L’idée n’est pas de déshabiller la ville pour habiller la campagne, mais ce double standard questionne et peut faire naître un sentiment d’injustice. Le problème est que si nous avions une ambulance supplémentaire à ajouter au système, il n’est pas évident que cette dernière devrait être ajoutée en région rurale. En effet, un économiste vous dirait que l’ambulance supplémentaire doit aller là où elle rapporte le plus en termes d’interventions et de vies sauvées. Or, une ambulance supplémentaire sauvera plus de vie dans un environnement densément peuplé comme la ville qu’en région rurale.

À ce compte, les régions rurales sont-elles condamnées à être le parent pauvre des interventions d’urgences? Pas nécessairement, mais il faut probablement aborder le problème différemment, puisque dans un contexte budgétaire limité, il serait utopique de viser un temps d’intervention aussi rapide en région rurale qu’à Montréal. Sans avoir la prétention de détenir la solution, à titre exploratoire nous pourrions envisager d’identifier des intervenants qui ont des compétences en santé et qui sont disponibles, dans chaque petit village québécois. Ces gens pourraient être des infirmières ou ambulanciers à la retraite, ou encore des gens qui ont ou veulent développer des compétences en premier soins. Ces personnes pourraient recevoir une contribution symbolique, avoir une trousse de premiers soins et un téléavertisseur payé par l’État. Un peu à l’image des entreprises qui doivent avoir un certain nombre d’employés formés en premiers soins. Cette approche coûterait peu et permettrait l’utilisation de ressources humaines sous-utilisée en région, réduisant le temps d’intervention avant l’obtention de soins minimaux et du coup permettant de sauver des vies, en attendant l’arrivée des ambulanciers.

Cette suggestion repose sur l’observation, puisque ma mère, infirmière à la retraite, vit en quelque sorte cette situation. En effet, elle a souvent été appelée en catastrophe au village pour tantôt sauver une main, tantôt stabiliser une mauvaise fracture ou carrément sauver la vie d’un enfant en détresse respiratoire. Cela, sans médaille, sans reconnaissance officielle et souvent à ses propres frais (coût du matériel de premiers soins de sa trousse), mais toujours avec la gratitude des gens du village. Pourquoi alors de pas officialiser cette situation et l’optimiser? Rappelons-nous le film La Grande Séduction pour comprendre l’importance de l’accès rapide à une forme de soins de première urgence en milieu rural. Ceci est important pour conserver la relève et même attirer de jeunes familles en milieu rural.
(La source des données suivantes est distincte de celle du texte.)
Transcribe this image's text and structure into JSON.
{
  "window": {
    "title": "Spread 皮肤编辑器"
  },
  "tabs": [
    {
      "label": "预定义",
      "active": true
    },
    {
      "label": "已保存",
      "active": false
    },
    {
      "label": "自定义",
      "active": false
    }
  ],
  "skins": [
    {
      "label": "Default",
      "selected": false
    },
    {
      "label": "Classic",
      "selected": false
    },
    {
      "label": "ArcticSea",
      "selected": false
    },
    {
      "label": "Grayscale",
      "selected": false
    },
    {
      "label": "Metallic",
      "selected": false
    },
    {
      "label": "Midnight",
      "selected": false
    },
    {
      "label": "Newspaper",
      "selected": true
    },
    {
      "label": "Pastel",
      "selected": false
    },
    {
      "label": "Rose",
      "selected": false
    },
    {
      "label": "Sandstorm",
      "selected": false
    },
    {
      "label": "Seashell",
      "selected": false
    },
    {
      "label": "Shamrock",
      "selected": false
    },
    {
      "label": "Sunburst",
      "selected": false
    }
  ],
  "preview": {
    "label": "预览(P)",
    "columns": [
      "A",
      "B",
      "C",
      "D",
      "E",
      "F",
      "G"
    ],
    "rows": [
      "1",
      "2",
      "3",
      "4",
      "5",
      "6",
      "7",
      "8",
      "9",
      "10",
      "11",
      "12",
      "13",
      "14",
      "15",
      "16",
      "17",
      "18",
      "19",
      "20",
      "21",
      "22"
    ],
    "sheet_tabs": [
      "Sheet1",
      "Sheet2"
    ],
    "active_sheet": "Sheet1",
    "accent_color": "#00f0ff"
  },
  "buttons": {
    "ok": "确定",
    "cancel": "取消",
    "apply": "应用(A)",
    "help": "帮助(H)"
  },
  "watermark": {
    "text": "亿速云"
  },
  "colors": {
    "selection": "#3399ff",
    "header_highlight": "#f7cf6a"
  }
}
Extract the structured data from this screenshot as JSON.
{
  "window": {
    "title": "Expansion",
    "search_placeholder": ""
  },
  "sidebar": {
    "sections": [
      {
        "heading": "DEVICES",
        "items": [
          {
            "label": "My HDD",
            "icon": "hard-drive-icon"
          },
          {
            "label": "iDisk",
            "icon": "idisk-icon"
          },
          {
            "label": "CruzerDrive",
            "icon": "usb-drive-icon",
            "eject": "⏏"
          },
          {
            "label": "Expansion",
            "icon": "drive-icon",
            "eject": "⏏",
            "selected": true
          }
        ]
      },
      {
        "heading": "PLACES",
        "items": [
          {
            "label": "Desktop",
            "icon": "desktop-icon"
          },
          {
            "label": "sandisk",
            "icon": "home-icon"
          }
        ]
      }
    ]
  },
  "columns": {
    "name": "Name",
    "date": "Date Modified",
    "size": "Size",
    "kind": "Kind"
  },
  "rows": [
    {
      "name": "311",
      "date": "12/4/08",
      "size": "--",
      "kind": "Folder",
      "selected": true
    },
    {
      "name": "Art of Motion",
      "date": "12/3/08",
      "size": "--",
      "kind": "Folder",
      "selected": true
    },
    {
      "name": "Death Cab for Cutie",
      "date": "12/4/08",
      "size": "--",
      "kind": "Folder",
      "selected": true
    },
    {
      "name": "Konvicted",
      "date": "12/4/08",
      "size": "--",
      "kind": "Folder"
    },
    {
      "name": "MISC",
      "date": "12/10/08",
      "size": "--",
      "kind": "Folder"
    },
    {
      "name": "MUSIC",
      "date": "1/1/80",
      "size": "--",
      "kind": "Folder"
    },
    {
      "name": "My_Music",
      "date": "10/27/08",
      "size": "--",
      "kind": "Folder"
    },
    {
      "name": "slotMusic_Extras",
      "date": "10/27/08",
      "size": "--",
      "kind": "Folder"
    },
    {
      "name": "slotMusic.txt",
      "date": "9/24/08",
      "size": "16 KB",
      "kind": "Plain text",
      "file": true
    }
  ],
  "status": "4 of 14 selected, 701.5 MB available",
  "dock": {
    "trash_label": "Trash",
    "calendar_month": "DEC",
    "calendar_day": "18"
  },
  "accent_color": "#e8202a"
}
D’ici là, si les gens en milieu rural ont l’impression que la vie n’a pas la même valeur en campagne qu’en ville, qu’ils se consolent suivant cette intense période électorale puisqu’il semble qu’un vote en milieu rural vaut plus qu’un vote en ville!


Le prof Doyon

Maurice Doyon est professeur titulaire et directeur du programme de maîtrise au Département d’économie agroalimentaire et des sciences de la consommation de l’Université Laval. Il est également membre du Centre de Recherche en Économie agroalimentaire (CRÉA) au même département, professeur auxiliaire à l’Université du Maine, Fellow du Centre interuniversitaire de recherche en analyse des organisations à Montréal et chercheur associé de l’Institut des nutraceutiques et des aliments fonctionnels. Détenteur d’un doctorat en économie appliquée de l’Université Cornell, ainsi que d’une maîtrise de la même institution, M. Doyon a obtenu plus de quinze bourses et distinctions tout au long de son cheminement académique.

1 Le temps d’intervention moyen à Montréal est près de 5 minutes, alors qu’en plusieurs régions rurales ce temps est d’environ 40 minutes.